Overall, it seems fairly pricey for an ad-free experience, which most people are already used to, so I’m not sure that it’s going to be a big seller. But the new offerings do provide alternatives, which should see at least some additional users subscribing to the app.

This is X’s latest push to boost subscription intake, which Elon believes is a key avenue to solving some of X’s biggest challenges.

By getting more users to pay for the app, that, at least in theory, will act as a disincentive for bot farms, because as more users subscribe, that will then better highlight the bot profiles in-stream, as they’ll be the non-paying, non-checkmark accounts. Though the new Basic package doesn’t give you a checkmark either, so it won’t be effective in this respect.

Reply boosts also mean that bot accounts, which can’t pay (as it requires a mobile number and credit card for each) will get less reach, which could, again in theory, make it harder for bot peddlers to gain traction in the app.

Various cybersecurity experts don’t think that this approach will actually work, but again, you can see the intended value of the push from this perspective.

More paying subscribers also gives X another revenue stream, so it’s then less reliant on ad dollars, and thus, less beholden to the whims of ad partners, which could better enable Elon’s more free speech aligned approach.

And finally, dismantling the old verification system gave Elon a chance to hit back at profiles that he personally has grievances with. This may have been the most damaging element, as by removing legacy checkmarks, Elon also de-valued the reputational boost aspect of the blue tick, but it does now enable him to, say, remove the blue tick from The New York Times’ account if he doesn’t like what they report.

The last point also highlights a key challenge in Musk’s overall approach at the app, in that his decisions are driven by ideology and personal perspective, as opposed to what’s best for the business.

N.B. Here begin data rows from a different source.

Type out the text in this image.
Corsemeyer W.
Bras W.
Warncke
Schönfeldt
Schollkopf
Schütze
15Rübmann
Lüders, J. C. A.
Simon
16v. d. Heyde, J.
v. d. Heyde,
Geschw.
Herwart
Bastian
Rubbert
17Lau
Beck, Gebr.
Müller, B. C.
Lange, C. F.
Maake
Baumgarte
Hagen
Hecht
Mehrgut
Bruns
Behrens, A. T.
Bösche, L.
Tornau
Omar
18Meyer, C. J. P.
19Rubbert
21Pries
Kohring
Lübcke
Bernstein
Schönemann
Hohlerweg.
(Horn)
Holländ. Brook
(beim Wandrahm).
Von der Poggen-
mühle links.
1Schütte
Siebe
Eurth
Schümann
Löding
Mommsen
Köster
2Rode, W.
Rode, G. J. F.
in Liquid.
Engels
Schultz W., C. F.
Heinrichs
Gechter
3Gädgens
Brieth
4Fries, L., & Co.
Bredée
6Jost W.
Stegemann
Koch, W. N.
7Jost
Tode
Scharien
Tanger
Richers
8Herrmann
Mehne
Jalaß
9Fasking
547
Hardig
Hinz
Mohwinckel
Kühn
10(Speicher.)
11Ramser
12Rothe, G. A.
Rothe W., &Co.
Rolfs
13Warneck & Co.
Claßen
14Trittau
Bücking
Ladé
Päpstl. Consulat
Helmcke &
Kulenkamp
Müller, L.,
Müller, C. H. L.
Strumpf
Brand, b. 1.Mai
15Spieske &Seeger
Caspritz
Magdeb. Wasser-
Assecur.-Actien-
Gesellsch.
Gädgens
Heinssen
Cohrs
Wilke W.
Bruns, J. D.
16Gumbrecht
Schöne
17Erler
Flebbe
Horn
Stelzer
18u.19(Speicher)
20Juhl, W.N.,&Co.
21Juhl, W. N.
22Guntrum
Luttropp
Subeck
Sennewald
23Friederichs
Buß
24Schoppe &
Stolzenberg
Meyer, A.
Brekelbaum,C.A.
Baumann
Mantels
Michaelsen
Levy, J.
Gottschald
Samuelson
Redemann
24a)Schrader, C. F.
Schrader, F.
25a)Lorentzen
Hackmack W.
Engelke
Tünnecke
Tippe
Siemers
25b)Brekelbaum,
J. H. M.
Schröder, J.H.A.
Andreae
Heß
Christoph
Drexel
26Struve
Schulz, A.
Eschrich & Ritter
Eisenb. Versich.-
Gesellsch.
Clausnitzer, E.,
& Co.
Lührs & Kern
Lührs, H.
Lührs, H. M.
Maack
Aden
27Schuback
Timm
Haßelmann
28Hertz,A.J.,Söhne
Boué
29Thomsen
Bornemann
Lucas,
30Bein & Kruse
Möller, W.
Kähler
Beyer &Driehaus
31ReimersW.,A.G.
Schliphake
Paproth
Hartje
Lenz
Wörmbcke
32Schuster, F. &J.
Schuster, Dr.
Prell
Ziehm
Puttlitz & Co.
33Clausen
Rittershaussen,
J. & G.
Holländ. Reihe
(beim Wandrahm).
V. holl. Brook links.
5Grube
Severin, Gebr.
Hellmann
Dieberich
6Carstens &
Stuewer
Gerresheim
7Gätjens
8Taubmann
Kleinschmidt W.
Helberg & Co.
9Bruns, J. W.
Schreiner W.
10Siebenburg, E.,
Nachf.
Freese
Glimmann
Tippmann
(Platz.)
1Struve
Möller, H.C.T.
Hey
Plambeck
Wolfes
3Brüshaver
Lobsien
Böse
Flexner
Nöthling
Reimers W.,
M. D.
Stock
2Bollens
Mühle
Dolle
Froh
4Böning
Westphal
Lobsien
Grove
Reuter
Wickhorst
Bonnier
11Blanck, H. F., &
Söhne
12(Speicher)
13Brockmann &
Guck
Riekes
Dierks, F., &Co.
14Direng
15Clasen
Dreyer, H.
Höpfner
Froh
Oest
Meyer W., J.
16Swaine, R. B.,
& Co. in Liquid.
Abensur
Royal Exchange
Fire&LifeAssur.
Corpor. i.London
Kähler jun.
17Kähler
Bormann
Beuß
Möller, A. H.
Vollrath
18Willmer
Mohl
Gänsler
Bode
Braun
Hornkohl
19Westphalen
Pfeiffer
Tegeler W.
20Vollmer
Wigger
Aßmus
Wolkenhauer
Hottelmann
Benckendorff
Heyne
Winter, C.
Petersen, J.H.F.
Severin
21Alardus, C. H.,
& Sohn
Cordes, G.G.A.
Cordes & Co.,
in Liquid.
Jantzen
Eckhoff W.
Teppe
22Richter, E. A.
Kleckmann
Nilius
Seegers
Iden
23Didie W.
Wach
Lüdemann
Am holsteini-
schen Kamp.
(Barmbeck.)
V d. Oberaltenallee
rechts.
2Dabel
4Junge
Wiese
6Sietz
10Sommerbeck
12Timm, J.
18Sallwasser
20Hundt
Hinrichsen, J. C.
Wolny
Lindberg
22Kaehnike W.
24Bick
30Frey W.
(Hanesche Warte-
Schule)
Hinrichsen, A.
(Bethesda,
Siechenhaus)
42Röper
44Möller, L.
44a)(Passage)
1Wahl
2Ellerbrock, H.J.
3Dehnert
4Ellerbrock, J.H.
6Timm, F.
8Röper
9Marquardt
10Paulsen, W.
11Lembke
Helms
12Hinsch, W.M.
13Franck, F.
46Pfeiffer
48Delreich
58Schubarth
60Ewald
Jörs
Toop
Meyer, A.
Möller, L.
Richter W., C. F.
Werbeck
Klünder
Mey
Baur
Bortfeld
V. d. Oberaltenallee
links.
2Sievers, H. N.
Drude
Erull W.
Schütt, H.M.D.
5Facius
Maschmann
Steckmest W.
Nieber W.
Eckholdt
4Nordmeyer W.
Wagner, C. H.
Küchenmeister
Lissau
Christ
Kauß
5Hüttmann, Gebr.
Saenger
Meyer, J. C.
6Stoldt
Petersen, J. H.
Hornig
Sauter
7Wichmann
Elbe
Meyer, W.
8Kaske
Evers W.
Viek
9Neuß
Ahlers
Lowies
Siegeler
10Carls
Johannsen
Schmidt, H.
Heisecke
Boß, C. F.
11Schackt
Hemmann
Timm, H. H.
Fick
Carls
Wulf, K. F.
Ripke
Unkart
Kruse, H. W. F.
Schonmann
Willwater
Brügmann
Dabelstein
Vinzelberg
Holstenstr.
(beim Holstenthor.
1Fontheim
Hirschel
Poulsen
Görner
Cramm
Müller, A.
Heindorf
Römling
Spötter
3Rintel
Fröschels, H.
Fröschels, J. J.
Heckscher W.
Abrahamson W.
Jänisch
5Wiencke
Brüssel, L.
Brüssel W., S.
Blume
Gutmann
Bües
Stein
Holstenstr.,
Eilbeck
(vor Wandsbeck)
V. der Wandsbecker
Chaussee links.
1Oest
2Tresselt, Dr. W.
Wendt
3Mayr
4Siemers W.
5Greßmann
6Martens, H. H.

Musk now regularly shares his opinions on various divisive topics, and those leanings are also clearly defining X policy.

Some would argue that previous Twitter management was also guided by its own ideology, but much of that was based on advice from authorities and official information providers. Musk seems to be increasingly leaning on less reputable sources, and aligning X policies with such. And that, at least for advertisers, puts the app in uncomfortable territory.

But Elon seems determined to stay the course with his initial approach to managing the app, even though fewer than 0.5% of users have thus far signed up to pay for X Premium.

Will that change now that X has lower-priced tiers? Will X’s other payments experiment, in charging all new accounts a $1 fee if they want to engage in the app, actually see more money flowing into X’s coffers?

I have my doubts on both, but time will tell.